One woman is not enough. She may be at the head but for me it’s the influence of the cabinet. It’s the Maggie Thatcher theory: One woman at the top of all men. She just loved men, it was about men. If anything it was the worst possible time for us. We had great hopes and it was the worst possible time for women getting on.

The recent big increase in women MPs was caused largely by the SNP contingent. As you can tell I’m Scottish and the attitude towards women is quite a bit different in Scotland. It’s not great but in recent years I’ve noticed how different it has been – better different.

Something like 40 women came from the SNP and right down to the age of 19 or 21 – that girl from Glasgow. What confidence to be able to do that! That was just terrific. So somebody was pushing them, some culture. Was it the schools? I don’t know what the culture was. I wasn’t like that for my generation in Scotland.

MH: I would have thought that Margaret Thatcher’s rise to power would have changed a lot of things for women. Or did she make it through the glass ceiling and pull the ladder up after her?

TR: I thought it would be a Wow moment for women, as it was at a time where you had to be a man to make it. It was very bizarre.

JB: Interesting fact that, as a female, she took us into war.

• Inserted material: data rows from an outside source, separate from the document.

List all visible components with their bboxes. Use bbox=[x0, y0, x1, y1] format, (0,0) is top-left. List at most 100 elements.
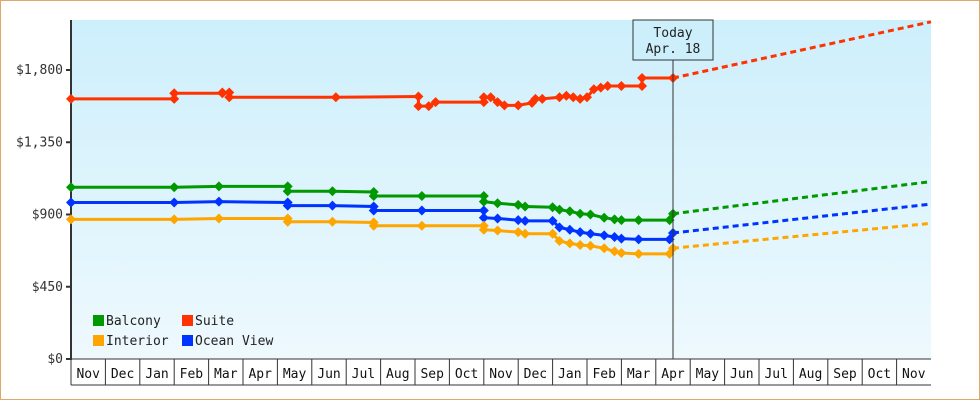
data-point[interactable] bbox=[423, 101, 434, 112]
data-point[interactable] bbox=[599, 243, 610, 254]
data-point[interactable] bbox=[633, 248, 644, 259]
data-point[interactable] bbox=[588, 84, 599, 95]
x-month-label: Jan bbox=[558, 367, 581, 382]
data-point[interactable] bbox=[575, 93, 586, 104]
data-point[interactable] bbox=[66, 93, 76, 104]
data-point[interactable] bbox=[564, 224, 575, 235]
data-point[interactable] bbox=[330, 92, 341, 103]
data-point[interactable] bbox=[585, 228, 596, 239]
data-point[interactable] bbox=[637, 73, 648, 84]
data-point[interactable] bbox=[520, 228, 531, 239]
data-point[interactable] bbox=[416, 220, 427, 231]
data-point[interactable] bbox=[616, 233, 627, 244]
data-point[interactable] bbox=[513, 215, 524, 226]
data-point[interactable] bbox=[327, 200, 338, 211]
data-point[interactable] bbox=[616, 81, 627, 92]
data-point[interactable] bbox=[282, 186, 293, 197]
projection-line bbox=[672, 20, 932, 80]
data-point[interactable] bbox=[568, 92, 579, 103]
data-point[interactable] bbox=[492, 225, 503, 236]
data-point[interactable] bbox=[585, 209, 596, 220]
data-point[interactable] bbox=[169, 214, 180, 225]
data-point[interactable] bbox=[492, 213, 503, 224]
data-point[interactable] bbox=[492, 198, 503, 209]
x-month-label: Jun bbox=[317, 367, 340, 382]
data-point[interactable] bbox=[575, 208, 586, 219]
data-point[interactable] bbox=[217, 87, 228, 98]
data-point[interactable] bbox=[530, 93, 541, 104]
data-point[interactable] bbox=[66, 182, 76, 193]
data-point[interactable] bbox=[609, 231, 620, 242]
data-point[interactable] bbox=[595, 82, 606, 93]
data-point[interactable] bbox=[478, 191, 489, 202]
data-point[interactable] bbox=[478, 196, 489, 207]
data-point[interactable] bbox=[575, 240, 586, 251]
data-point[interactable] bbox=[416, 191, 427, 202]
data-point[interactable] bbox=[602, 81, 613, 92]
data-point[interactable] bbox=[599, 230, 610, 241]
data-point[interactable] bbox=[66, 214, 76, 225]
data-point[interactable] bbox=[327, 216, 338, 227]
data-point[interactable] bbox=[499, 100, 510, 111]
data-point[interactable] bbox=[169, 197, 180, 208]
data-point[interactable] bbox=[430, 97, 441, 108]
x-month-label: Jul bbox=[352, 367, 375, 382]
data-point[interactable] bbox=[492, 97, 503, 108]
data-point[interactable] bbox=[513, 199, 524, 210]
data-point[interactable] bbox=[616, 215, 627, 226]
data-point[interactable] bbox=[599, 212, 610, 223]
data-point[interactable] bbox=[564, 206, 575, 217]
x-month-label: Mar bbox=[627, 367, 651, 382]
data-point[interactable] bbox=[582, 92, 592, 103]
data-point[interactable] bbox=[413, 101, 424, 112]
data-point[interactable] bbox=[478, 212, 489, 223]
data-point[interactable] bbox=[520, 215, 531, 226]
data-point[interactable] bbox=[554, 235, 565, 246]
x-month-label: Feb bbox=[592, 367, 616, 382]
data-point[interactable] bbox=[554, 222, 565, 233]
data-point[interactable] bbox=[609, 214, 620, 225]
data-point[interactable] bbox=[368, 205, 379, 216]
data-point[interactable] bbox=[368, 220, 379, 231]
data-point[interactable] bbox=[485, 92, 496, 103]
data-point[interactable] bbox=[169, 182, 180, 193]
data-point[interactable] bbox=[413, 91, 424, 102]
data-point[interactable] bbox=[213, 196, 224, 207]
data-point[interactable] bbox=[637, 81, 648, 92]
x-month-label: Jul bbox=[764, 367, 787, 382]
data-point[interactable] bbox=[169, 93, 180, 104]
data-point[interactable] bbox=[520, 201, 531, 212]
data-point[interactable] bbox=[564, 238, 575, 249]
data-point[interactable] bbox=[327, 186, 338, 197]
data-point[interactable] bbox=[224, 92, 235, 103]
plot-area bbox=[71, 20, 931, 359]
data-point[interactable] bbox=[416, 205, 427, 216]
data-point[interactable] bbox=[554, 204, 565, 215]
data-point[interactable] bbox=[537, 93, 548, 104]
data-point[interactable] bbox=[368, 191, 379, 202]
data-point[interactable] bbox=[616, 248, 627, 259]
data-point[interactable] bbox=[478, 224, 489, 235]
x-month-label: Dec bbox=[524, 367, 547, 382]
data-point[interactable] bbox=[213, 213, 224, 224]
data-point[interactable] bbox=[554, 92, 565, 103]
data-point[interactable] bbox=[633, 234, 644, 245]
data-point[interactable] bbox=[66, 197, 76, 208]
data-point[interactable] bbox=[609, 246, 620, 257]
x-month-label: May bbox=[283, 367, 307, 382]
data-point[interactable] bbox=[633, 215, 644, 226]
data-point[interactable] bbox=[561, 90, 572, 101]
data-point[interactable] bbox=[513, 227, 524, 238]
data-point[interactable] bbox=[575, 227, 586, 238]
data-point[interactable] bbox=[585, 240, 596, 251]
data-point[interactable] bbox=[547, 228, 558, 239]
data-point[interactable] bbox=[478, 205, 489, 216]
data-point[interactable] bbox=[547, 215, 558, 226]
data-point[interactable] bbox=[169, 88, 180, 99]
data-point[interactable] bbox=[513, 100, 524, 111]
data-point[interactable] bbox=[282, 216, 293, 227]
data-point[interactable] bbox=[478, 92, 489, 103]
data-point[interactable] bbox=[213, 181, 224, 192]
data-point[interactable] bbox=[282, 200, 293, 211]
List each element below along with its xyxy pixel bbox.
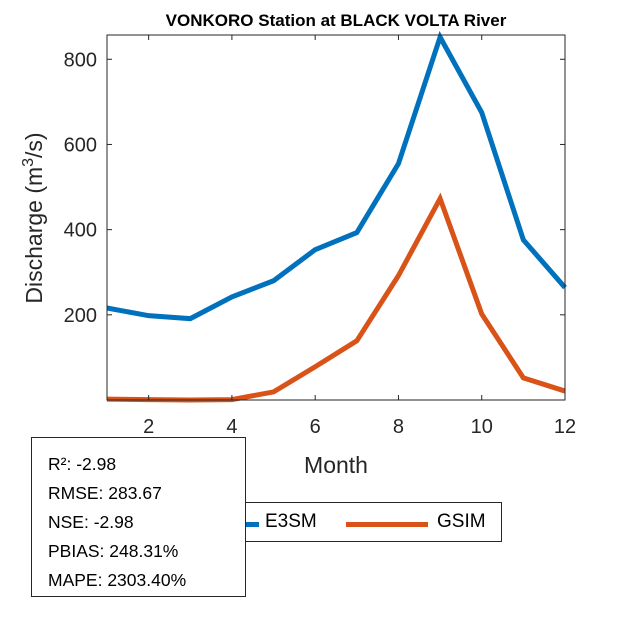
chart-title: VONKORO Station at BLACK VOLTA River	[166, 11, 507, 30]
stat-rmse: RMSE: 283.67	[48, 483, 162, 503]
x-tick-label: 6	[310, 416, 321, 438]
stat-pbias: PBIAS: 248.31%	[48, 541, 179, 561]
y-tick-label: 200	[64, 305, 97, 327]
legend-e3sm-label: E3SM	[265, 511, 317, 532]
x-tick-label: 4	[226, 416, 237, 438]
y-axis-label: Discharge (m3/s)	[20, 132, 47, 303]
stat-nse: NSE: -2.98	[48, 512, 134, 532]
axis-ticks: 2 4 6 8 10 12 200 400 600 800	[64, 35, 576, 438]
stats-box: R²: -2.98 RMSE: 283.67 NSE: -2.98 PBIAS:…	[31, 437, 246, 597]
series-line-gsim	[106, 192, 566, 403]
y-tick-label: 600	[64, 134, 97, 156]
axes-box	[106, 34, 566, 401]
legend-gsim-label: GSIM	[437, 511, 486, 532]
x-tick-label: 12	[554, 416, 576, 438]
stat-r2: R²: -2.98	[48, 454, 117, 474]
stat-mape: MAPE: 2303.40%	[48, 570, 187, 590]
plot-area	[106, 30, 567, 403]
x-tick-label: 10	[471, 416, 493, 438]
x-tick-label: 2	[143, 416, 154, 438]
legend-gsim-line	[346, 522, 428, 527]
y-tick-label: 400	[64, 220, 97, 242]
x-tick-label: 8	[393, 416, 404, 438]
legend: E3SM GSIM	[200, 502, 502, 542]
series-line-e3sm	[106, 30, 567, 322]
x-axis-label: Month	[304, 452, 368, 478]
y-tick-label: 800	[64, 49, 97, 71]
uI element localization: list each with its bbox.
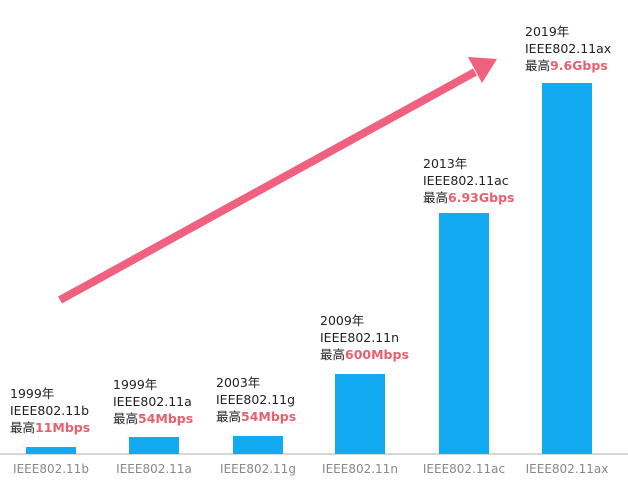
label-speed-line: 最高600Mbps bbox=[320, 346, 409, 363]
label-speed: 6.93Gbps bbox=[448, 190, 515, 205]
label-speed-line: 最高11Mbps bbox=[10, 419, 90, 436]
data-label: 2003年 IEEE802.11g 最高54Mbps bbox=[216, 374, 296, 425]
label-standard: IEEE802.11a bbox=[113, 394, 192, 409]
data-label: 2019年 IEEE802.11ax 最高9.6Gbps bbox=[525, 23, 611, 74]
label-prefix: 最高 bbox=[10, 420, 36, 435]
bar-IEEE802.11ac bbox=[439, 213, 489, 454]
x-tick-label: IEEE802.11g bbox=[220, 462, 296, 476]
label-speed: 600Mbps bbox=[345, 347, 409, 362]
label-speed: 54Mbps bbox=[138, 411, 194, 426]
label-prefix: 最高 bbox=[113, 411, 139, 426]
x-tick-label: IEEE802.11a bbox=[116, 462, 192, 476]
label-standard: IEEE802.11g bbox=[216, 392, 296, 407]
x-tick-label: IEEE802.11ax bbox=[525, 462, 609, 476]
data-label: 1999年 IEEE802.11b 最高11Mbps bbox=[10, 385, 90, 436]
label-standard: IEEE802.11b bbox=[10, 403, 90, 418]
label-speed-line: 最高54Mbps bbox=[216, 408, 296, 425]
label-speed: 11Mbps bbox=[35, 420, 91, 435]
bar-IEEE802.11n bbox=[335, 374, 385, 454]
bar-IEEE802.11a bbox=[129, 437, 179, 454]
bar-IEEE802.11b bbox=[26, 447, 76, 454]
bar-IEEE802.11g bbox=[233, 436, 283, 454]
x-tick-label: IEEE802.11n bbox=[322, 462, 398, 476]
label-standard: IEEE802.11ac bbox=[423, 173, 509, 188]
label-year: 2019年 bbox=[525, 24, 570, 39]
label-speed: 54Mbps bbox=[241, 409, 297, 424]
label-speed: 9.6Gbps bbox=[550, 58, 608, 73]
label-standard: IEEE802.11ax bbox=[525, 41, 612, 56]
label-standard: IEEE802.11n bbox=[320, 330, 400, 345]
label-year: 1999年 bbox=[10, 386, 55, 401]
bar-IEEE802.11ax bbox=[542, 83, 592, 454]
label-prefix: 最高 bbox=[216, 409, 242, 424]
x-tick-label: IEEE802.11ac bbox=[422, 462, 506, 476]
label-prefix: 最高 bbox=[525, 58, 551, 73]
trend-arrow-head bbox=[468, 57, 497, 83]
label-prefix: 最高 bbox=[423, 190, 449, 205]
label-speed-line: 最高6.93Gbps bbox=[423, 189, 514, 206]
data-label: 2013年 IEEE802.11ac 最高6.93Gbps bbox=[423, 155, 514, 206]
x-tick-label: IEEE802.11b bbox=[13, 462, 89, 476]
label-year: 2009年 bbox=[320, 313, 365, 328]
label-prefix: 最高 bbox=[320, 347, 346, 362]
trend-arrow-shaft bbox=[58, 68, 477, 304]
label-year: 1999年 bbox=[113, 377, 158, 392]
label-year: 2013年 bbox=[423, 156, 468, 171]
data-label: 1999年 IEEE802.11a 最高54Mbps bbox=[113, 376, 193, 427]
label-speed-line: 最高9.6Gbps bbox=[525, 57, 611, 74]
data-label: 2009年 IEEE802.11n 最高600Mbps bbox=[320, 312, 409, 363]
label-speed-line: 最高54Mbps bbox=[113, 410, 193, 427]
label-year: 2003年 bbox=[216, 375, 261, 390]
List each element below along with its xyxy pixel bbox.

RF: I don’t think so. I would go to war for my child, no question. I would shoot you. It depends how far you’re pushed. I don’t have any children but I would protect my country. I would probably go to war if I was asked to because we’re fiercely protective. And she was fiercely protective of her country.

FS: Women are some of the most deadly people in the world.In British history, we have female warriors such as Boadicea.

FS: I found her very inspiring. I was in my early 20s, we had a Prime Minister who was a woman and I thought it was fantastic. I was then hugely disappointed when we didn’t get another one.

JB: I think she was an awful Prime Minister. What was the point in the miners’ strike apart from ruining people’s lives? That’s not defending your country, it’s not defending anything.

MH: Do people around the table judge her as a woman or as a Prime Minister?

ALL AGREE: As a Prime Minister, regardless of her sex.

The Breakthrough Moments feature was edited by Ian Trevett.